Assalamu’alaikum wr.wb.,
Pada hari Kamis kemarin, ada teman yang hubungi saya. Dia
merasa terinspirasi dari tulisan saya tentang anak yatim, dan ajak saya ikut
sama dia untuk main ke panti asuhan. Dia ingin melakukan seperti yang saya
sarankan untuk duduk bersama anak yatim dan habiskan waktu bersama mereka.
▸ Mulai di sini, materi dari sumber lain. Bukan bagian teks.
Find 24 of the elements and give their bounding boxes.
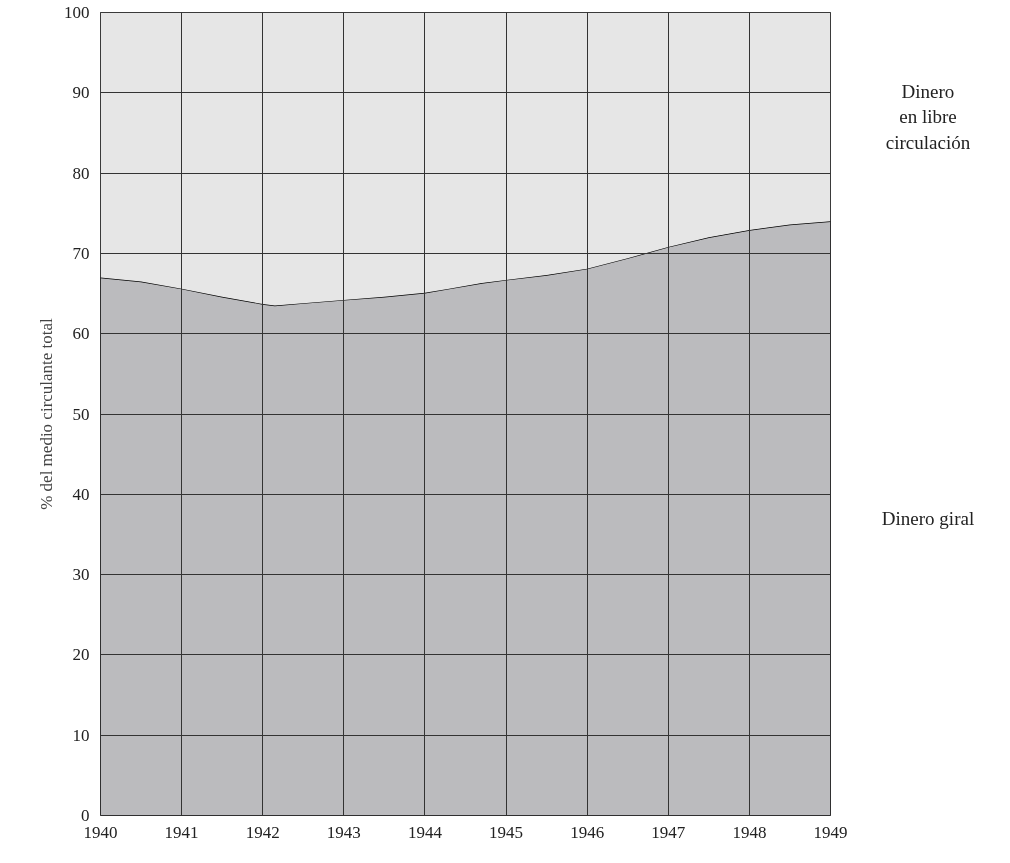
y-tick-label: 60: [72, 324, 90, 344]
x-tick-label: 1949: [813, 822, 848, 842]
y-tick-label: 80: [72, 163, 90, 183]
y-tick-label: 30: [72, 565, 90, 585]
x-tick-label: 1947: [651, 822, 686, 842]
y-tick-label: 100: [64, 3, 90, 22]
x-tick-label: 1943: [326, 822, 361, 842]
x-tick-label: 1941: [164, 822, 199, 842]
y-tick-label: 10: [72, 725, 90, 745]
x-tick-label: 1946: [570, 822, 605, 842]
x-tick-label: 1948: [732, 822, 767, 842]
text: Dinero en libre circulación: [885, 81, 971, 153]
text: Dinero giral: [881, 507, 975, 529]
y-tick-label: 90: [72, 83, 90, 103]
y-tick-label: 70: [72, 243, 90, 263]
y-tick-label: 50: [72, 404, 90, 424]
x-tick-label: 1940: [83, 822, 118, 842]
y-tick-label: 40: [72, 484, 90, 504]
x-tick-label: 1945: [489, 822, 524, 842]
x-tick-label: 1942: [245, 822, 280, 842]
y-axis-title: % del medio circulante total: [37, 317, 56, 510]
x-tick-label: 1944: [407, 822, 443, 842]
y-tick-label: 0: [81, 806, 90, 825]
y-tick-label: 20: [72, 645, 90, 665]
Banyak orang memang baik hati dan dermawan, dan memberikan santunan kepada anak
yatim setiap bulan alhamdulillah. Tapi uang itu tidak masuk ke dalam hati anak
yatim. Yang membuat mereka senang adalah orang yang mau datang dan menghabiskan
waktu bersama mereka (apalagi mengajak mereka jalan ke tempat lain). Kebanyakan
orang selalu sibuk, urusan kantor dan keluarga sudah menyita semua waktunya
setiap minggu.
Karena diajak cari anak yatim, dan karena teman itu
semangat, saya merasa harus antarkan juga, walaupun hari itu sudah ada 3 janji
yang lain dan merasa agak capek. Saya sedikit memaksakan diri: untuk anak yatim
harus bisa! Saya mulai berpikir, bisa antarkan dia ke panti di mana yang tidak
terlalu jauh (Jumat selalu macet). Lalu saya ingat ada panti asuhan di belakang
Pejaten Village, antara Pejaten dan Pasar Minggu. Insya Allah tempat itu cocok
karena tidak jauh.
Nama pantinya adalah Panti Asuhan Anak Yakin, dan saya
pernah ke sana beberapa kali jadi tahu letaknya dan punya nomor telfonnya. Yang
menginap di situ ada 20 puluh anak, laki-laki dan perempuan. Mayoritas adalah
anak SD-SMP, tapi ada 4 anak SMA juga. Di luar panti ada 40 anak lain. Karena kami
berniat “menghibur” anak yatim, teman saya hanya bawa biskuit, coklat dan susu
untuk dibagikan. Saat kami datang, sudah masuk waktu isya, jadi shalat dulu
sama anak2. Selesai shalat, saya ajak mereka bicara dan cek kalau mereka sudah
makan malam atau belum. Saya tidak mau suruh makan biskuit dan coklat kalau
belum makan malam.
Saya tanya, “Sudah makan malam, belum?” dan tidak ada yang
mau jawab. Ada yang lihat ke samping, ke bawah, lihat ke teman, atau lihat ke
ustadz yang duduk di belakang saya. Karena tidak ada yang jawab, saya pilih
satu anak, tanya namanya (namanya Dinda, 15 tahun, anak SMA) dan tanya apa
mereka sudah makan malam atau belum. Dia jawab belum. Lho? Sudah mau jam 8
malam. Kok jam segini belum makan malam? Biasanya makan jam berapa? Saya tanya
apa makanan sudah siap di belakang? Tidak ada yang jawab lagi.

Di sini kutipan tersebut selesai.